Combatting toxoplasmosis

The Toxoplasma gondii parasite builds a scaffold inside human and other animal cells to help it multiply and cause disease
02 April 2017

Interview with 

Marcus Meissner, University of Glasgow

TOXOPLASMOSIS

Toxoplasma assembles an actin scaffold inside cells to coordinate parasite replication

Share

At first glance, a parasite caught from a cat litter tray doesn’t sound like it should have much in common with malaria. But malaria is a close relative of Toxoplasma gondii; and the discovery by Glasgow’s Marcus Meissner, that, when toxoplasma grows inside our cells, it assembles a communications network that synchronises the growth of the parasites, could reveal a new way to combat both bugs. Chris Smith heard how...

Marcus - Toxoplasma is a single-celled organism. It’s a parasite that can only live inside other cells. It is commonly infecting cats, but it also is carried by other warm-blooded animals including us, humans. Amazingly, up to one-third of the UK population is actually chronically infected with this parasite. Meaning, once infected, you will carry this parasite within yourself for the rest of your life mainly as tissue cysts in your brain but also in your muscle tissue.

Chris - How do most people pick it up?

Marcus - There are two major routes for the information. One is directly from the cat, eggs are shared with the faeces of the cats up to 2 million a day. The other route is via eating undercooked meat.

Chris - Once a person picks it up, what happens then?

Marcus - Then the parasites starts with an acute infection which is usually harmless for most people.

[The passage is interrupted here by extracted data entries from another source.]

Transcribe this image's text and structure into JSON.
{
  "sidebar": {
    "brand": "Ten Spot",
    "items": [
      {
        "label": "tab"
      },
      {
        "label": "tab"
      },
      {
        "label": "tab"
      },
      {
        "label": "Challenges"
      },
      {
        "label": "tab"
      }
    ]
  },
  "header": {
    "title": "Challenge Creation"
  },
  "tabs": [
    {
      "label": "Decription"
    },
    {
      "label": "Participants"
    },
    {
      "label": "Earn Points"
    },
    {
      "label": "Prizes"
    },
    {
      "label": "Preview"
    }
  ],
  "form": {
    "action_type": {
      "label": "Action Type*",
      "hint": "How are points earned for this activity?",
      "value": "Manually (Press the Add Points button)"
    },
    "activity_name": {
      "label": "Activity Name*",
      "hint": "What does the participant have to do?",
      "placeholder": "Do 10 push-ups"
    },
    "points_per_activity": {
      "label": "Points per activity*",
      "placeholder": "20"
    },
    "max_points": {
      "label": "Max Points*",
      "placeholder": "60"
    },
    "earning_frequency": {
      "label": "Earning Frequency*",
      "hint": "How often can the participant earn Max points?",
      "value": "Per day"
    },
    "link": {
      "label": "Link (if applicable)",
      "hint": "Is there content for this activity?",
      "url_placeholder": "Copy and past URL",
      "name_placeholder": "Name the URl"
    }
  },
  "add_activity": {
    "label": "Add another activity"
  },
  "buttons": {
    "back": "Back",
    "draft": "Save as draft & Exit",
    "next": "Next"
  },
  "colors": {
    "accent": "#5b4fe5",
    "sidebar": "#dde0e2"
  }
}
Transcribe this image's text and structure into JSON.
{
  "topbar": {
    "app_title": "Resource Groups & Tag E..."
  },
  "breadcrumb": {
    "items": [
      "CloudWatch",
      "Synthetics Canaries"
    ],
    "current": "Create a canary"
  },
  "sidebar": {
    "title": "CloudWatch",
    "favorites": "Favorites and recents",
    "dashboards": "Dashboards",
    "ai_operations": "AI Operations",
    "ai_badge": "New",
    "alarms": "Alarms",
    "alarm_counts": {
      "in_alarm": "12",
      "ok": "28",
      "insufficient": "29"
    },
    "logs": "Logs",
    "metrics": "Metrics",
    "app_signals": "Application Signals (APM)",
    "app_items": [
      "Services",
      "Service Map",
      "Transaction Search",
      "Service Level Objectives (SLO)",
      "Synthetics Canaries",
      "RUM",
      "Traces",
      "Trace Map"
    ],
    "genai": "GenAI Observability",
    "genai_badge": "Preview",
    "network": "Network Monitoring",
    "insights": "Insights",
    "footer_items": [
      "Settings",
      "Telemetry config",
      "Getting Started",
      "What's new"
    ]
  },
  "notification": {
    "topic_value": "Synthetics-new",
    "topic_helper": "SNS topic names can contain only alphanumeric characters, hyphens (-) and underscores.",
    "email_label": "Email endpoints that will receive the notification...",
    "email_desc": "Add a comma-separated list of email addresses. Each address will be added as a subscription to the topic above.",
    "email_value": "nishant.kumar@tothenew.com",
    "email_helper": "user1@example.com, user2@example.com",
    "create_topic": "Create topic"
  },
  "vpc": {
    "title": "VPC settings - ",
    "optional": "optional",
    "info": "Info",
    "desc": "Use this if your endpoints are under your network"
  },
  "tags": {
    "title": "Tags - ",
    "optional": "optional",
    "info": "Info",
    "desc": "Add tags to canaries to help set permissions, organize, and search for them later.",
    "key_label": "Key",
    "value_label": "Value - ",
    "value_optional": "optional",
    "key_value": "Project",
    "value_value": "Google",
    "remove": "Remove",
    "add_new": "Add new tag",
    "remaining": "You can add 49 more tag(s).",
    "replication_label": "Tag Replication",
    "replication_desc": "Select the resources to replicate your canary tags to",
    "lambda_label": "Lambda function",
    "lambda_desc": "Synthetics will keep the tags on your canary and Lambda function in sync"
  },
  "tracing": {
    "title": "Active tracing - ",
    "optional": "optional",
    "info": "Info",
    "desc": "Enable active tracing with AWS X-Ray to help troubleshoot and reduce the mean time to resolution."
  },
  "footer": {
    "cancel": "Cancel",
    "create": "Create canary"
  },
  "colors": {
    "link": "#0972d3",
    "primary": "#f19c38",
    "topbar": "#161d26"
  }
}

It’s like a common cold or flu-like symptoms. However, then the parasite differentiates into persistent forms and these form tissue cysts in the brain and in the muscle. And so, the medical importance is for immune-compromised people where the immune system breaks down, there, the tissue cysts reactivate and it can cause encephalitis and brain damage. The other problem is, if a pregnant person gets infected for the first time. the parasite can cross the placenta and infect the embryo and that can cause heavy organ damage.

Chris - What have you been trying to find out about it?

Marcus - It’s obviously already important to study it for its own right as a human pathogen, but it’s also a very good model system for other parasites of the same family, the apicomplexans which includes malaria. What we wanted to find out is how the parasite actually invades the host cell because in order to survive, the parasite has to invade a host cell – in case of malaria, that’s our red blood cells – and also how the parasite replicates inside the host cell. So we focused our attention on a protein called actin which is scaffolding protein found in many different cells. However, in these parasites, no one knew if this protein can actually form a scaffold. We found a new way of imaging this protein inside the cells and found a really amazing network that is formed between individual parasites in the cell which the parasites use to communicate with each other to exchange material and to make sure that they have a synchronised cell cycle. Meaning, that all parasites replicate at the same time.

Chris - So, we got this situation where this parasite gets into a cell, whether it’s malaria or in this case, toxo, and once it’s in the cell and it starts to grow or replicate, it’s orchestrating this scaffolding which is connecting the replicating or growing progeny together, both chemically and physically. That seems to play a big role in how they grow and develop.

Marcus - Yes, that is correct. so we find for example that if we disrupt this scaffold, the parasites are sort of crippled. Meaning, they cannot really finish their replication cycle and you end up these parasites that cannot leave the host cell anymore. So they are trapped inside the host and that is of course a way to interfere with the further transmission of the parasite.

Chris - Just before we come on to what the implications of that might be, what was the imaging technique that you use to enable you to see what these parasites were doing inside cells like these?

Marcus - The trick was really that an antibody can be expressed in the parasite that binds to the scaffolding protein, only then it makes a scaffold. This antibody gives a fluorescence signal and then using super-resolution microscopy, they could make a 3D model of the scaffold and using time laps imaging, meaning, we made movies of the behaviour of the parasite, we were able to identify material that is transmitted or transferred in between the parasites.

Chris - Do you think it’s something as simple that if all of the parasites replicate or grow in a cell at the same time, then they're going to be able to share the resources that they're making at the same time, and that’s a very efficient way because you’ve got a big job lot of what you need, all in one place at one time, you share it all out, and you can grow much more effectively?

Marcus - That is actually one of our hypothesis. At the moment, we were able to detect and describe the network but we are not really 100 per cent sure yet what is the exact function of the networks. So, we don’t know the mechanisms yet.